France and its beloved cuisine come with more than a few cliches: the butter, the frog legs, the snooty chef twirling a curled mustache. To outsiders, it's part of the French identity.
But anyone who regularly cooks French food (or has at least attempted it) knows it's rarely that simple or predictable. Yes, there's butter, but more striking is how much patience it requires. That's what Mimi Thorisson, writer of the popular French cooking blog Manger, says she's learned since making France and its food a part of her daily life.
But as with all the best things in life, she says the food is always worth the hard work. "The ends justify the means," she says. "And besides, one can always nibble on something and have a sip of wine while the main attraction slowly cooks its way to perfection."
Growing up in Hong Kong with a Chinese father and a French mother, Thorisson spent holidays in Paris and the south of France. It was there that she often saw her father, in a fit of impatience while waiting for the French meals to arrive at the table, sneak in more than just a nibble. In her new book, A Kitchen in France: A Year of Cooking in My Farmhouse, Thorisson tells the story of how he would place an elaborate order at a restaurant, then slip out to a nearby Chinese place to quickly down a bowl of noodles.
"He always came back and joined us for dinner," she says. "He's very gourmand and while he appreciates gastronomy, he's not always prepared to wait for it. He tries to have the best of both worlds and he actually succeeds, sometimes during the same meal. It's a bit like one of those comedies on stage: a man leaves the room, another one enters."
Thorisson herself seems to have mastered the best of both worlds. While her parents managed to merge the differing cultures of Hong Kong and France, Thorisson has successfully merged city and county cuisine. A few years ago, she and her husband, photographer Oddur Thorisson (the man behind the sumptuous pictures on her blog and in the book), moved their large family of six children and several dogs from a Paris apartment to a historic farmhouse in the French countryside.
She has since fully embraced the challenge of finding and composing gourmet meals fit for a Parisian restaurant in the Médoc region of France.
"In Paris, we ate out roughly half of our meals, but here in Médoc we eat in almost every night," says Thorisson. "Here it takes center stage. In Paris, it was dinner and a show. In Médoc, dinner is the show!"
Her children (and sometimes dogs) get a front row seat. In tribute to her parents who handed down their attitudes about food, Thorisson makes sure her family is absorbing as much as her readers.
"They are always around me in the kitchen and therefore very familiar with it all. From time to time, they'll ask to help and so [the learning] happens naturally." Whether she is asking them to gather berries from the garden or simply standby for taste tests, the Thorisson children usually have a hand in the stunning finished products, and her husband is always there to document it.
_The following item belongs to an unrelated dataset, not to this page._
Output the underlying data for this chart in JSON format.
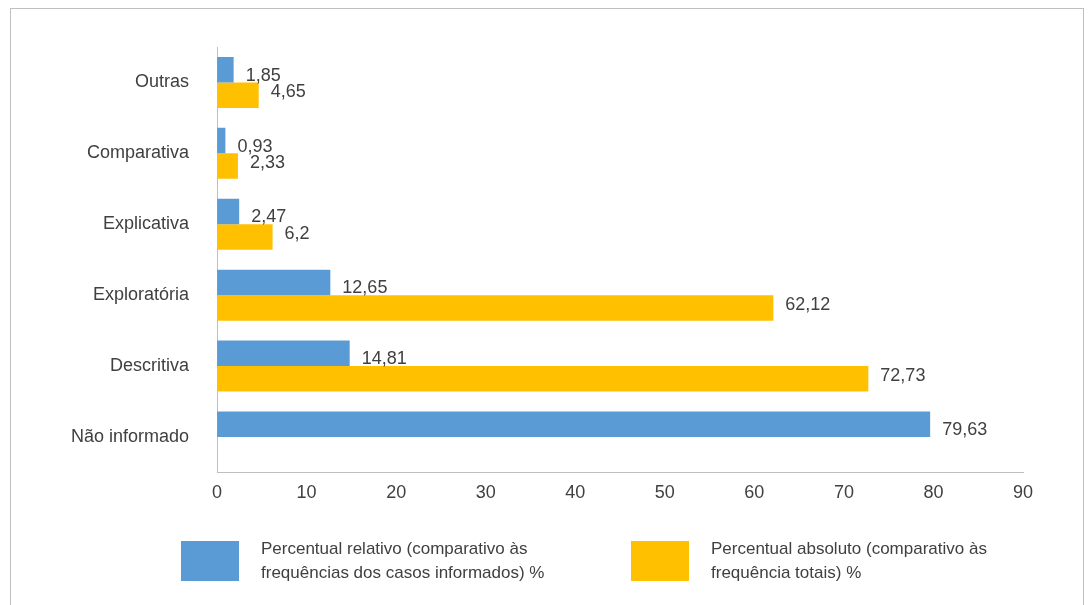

Thorisson's cookbook and seventh child, named Audrey, both arrived just in time for the autumn, Thorisson's favorite time of year. Her book is arranged by season with special attention given to the bounties of fall, winter, spring and summer.
But "autumn is the most generous season of all," she says. "The mixture of harvest season, mushrooms, game ... these are the richest flavors. And the weather is still nice."
Her "harvest soup" boasts an especially rich array of fall components, like turnips, potatoes and a bouquet garni, a selection of herbs tied with string and dropped into the simmering broth. "Quail grilled over grapevines," which Thorisson marks in the book as the meal of her "last outdoor feast with friends" before the temperatures drop too low, is one of the more romantic entries, set in a French forest with baskets of food and bottles of wine. (You can find a similar recipe on her blog, for "Roast quails with vine leaves.")
With France's fall harvest blooming on the pages of her book and her blog, Thorisson again contemplates her own roots. Mainly, it's what it means to be French — something she says she doesn't fully consider herself to be, despite having a French mother and raising her own family in France.
"While I certainly have French roots and, at least up to a point, French sensibilities, I did grow up in Hong Kong which is an international environment," she says. "But I see that as a good thing. In a way it has helped me appreciate France even more. It's familiar enough to be comforting and foreign enough to be exciting."
In other words, never cliche. Though her book does state that her biggest fear is running out of butter.